Ya no estamos prefigurando príncipes o emperadores como en los tiempos de Marsilio de Padua o de santo Tomás, situados en la punta de la pirámide por la gracia de Dios y de su representante en la Tierra, el papa. Los príncipes modernos son reales y se lo deben todo a la realidad de su poder. Se han refugiado en un remedo de Dios y su Iglesia, el Estado.
No ha sido cordial la respuesta de César y Alejandro le invita a que sea paciente y continúe su explicación.
– Los reyes de España han conseguido la unidad a hierro y a fuego, el de Francia lo mismo, el emperador Maximiliano de Austria está sobreponiéndose sobre los señores feudales. Es otra fase de la Historia. Unidades nacionales.
Reyes fuertes. Retorno a la idea del Imperio. Banqueros. Descubrimientos científicos. Nuevos mundos para la expansión.
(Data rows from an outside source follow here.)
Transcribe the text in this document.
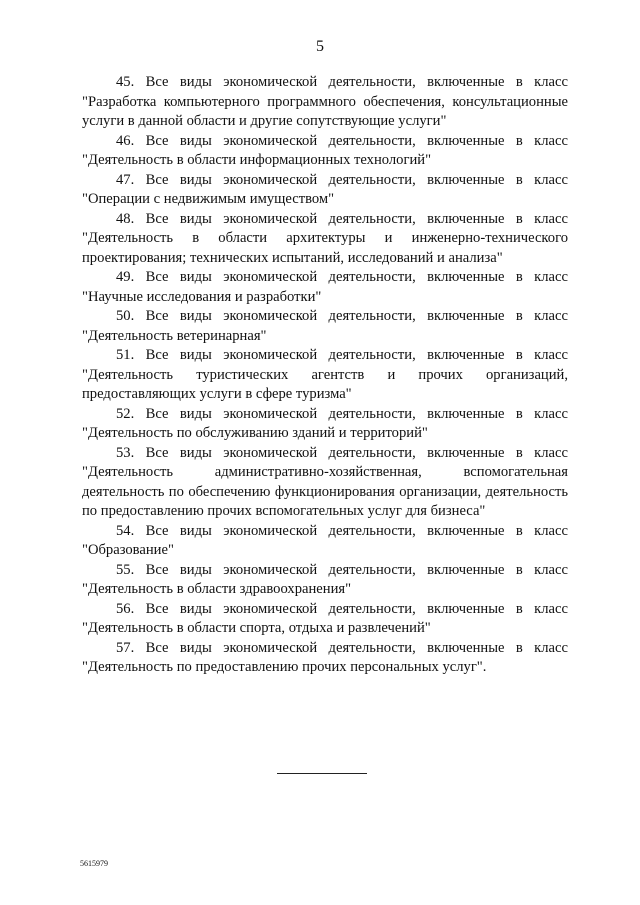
5

45. Все виды экономической деятельности, включенные в класс "Разработка компьютерного программного обеспечения, консультационные услуги в данной области и другие сопутствующие услуги"

46. Все виды экономической деятельности, включенные в класс "Деятельность в области информационных технологий"

47. Все виды экономической деятельности, включенные в класс "Операции с недвижимым имуществом"

48. Все виды экономической деятельности, включенные в класс "Деятельность в области архитектуры и инженерно-технического проектирования; технических испытаний, исследований и анализа"

49. Все виды экономической деятельности, включенные в класс "Научные исследования и разработки"

50. Все виды экономической деятельности, включенные в класс "Деятельность ветеринарная"

51. Все виды экономической деятельности, включенные в класс "Деятельность туристических агентств и прочих организаций, предоставляющих услуги в сфере туризма"

52. Все виды экономической деятельности, включенные в класс "Деятельность по обслуживанию зданий и территорий"

53. Все виды экономической деятельности, включенные в класс "Деятельность административно-хозяйственная, вспомогательная деятельность по обеспечению функционирования организации, деятельность по предоставлению прочих вспомогательных услуг для бизнеса"

54. Все виды экономической деятельности, включенные в класс "Образование"

55. Все виды экономической деятельности, включенные в класс "Деятельность в области здравоохранения"

56. Все виды экономической деятельности, включенные в класс "Деятельность в области спорта, отдыха и развлечений"

57. Все виды экономической деятельности, включенные в класс "Деятельность по предоставлению прочих персональных услуг".

5615979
Hay hasta quien dice que la Tierra es redonda. ¿Qué puede hacer Italia, dividida en ciudades-Estado y sometidos todos al capricho de las familias feudales?
Se encoge de hombros Joan y contempla los castillos como si fueran enigmas. Luego se echa a reír.
– No entiendo para qué lo haremos, pero me gustará hacerlo. Seremos más ricos. Más temidos y por lo tanto más guapos. Más admirados. ¡Espléndido!
No hay desencanto en la expresión que César dedica a Corella
cuando se retira de al lado de la maqueta y deja a su padre la iniciativa.
– Miles de hombres están preparados, y lo que es más importante, dispondrás de la asesoría de un gran militar.
– ¿Asesorías? ¿Desde cuándo un Borja ha necesitado asesorías?
– Hasta los Borja necesitan asesorías, Joan. Lo importante es saber escogerlas.
Reclama ahora Rodrigo el protagonismo del silencioso invitado, quien da un paso al frente, saluda y se presenta.
– Guidubaldo de Urbino, al servicio de su santidad.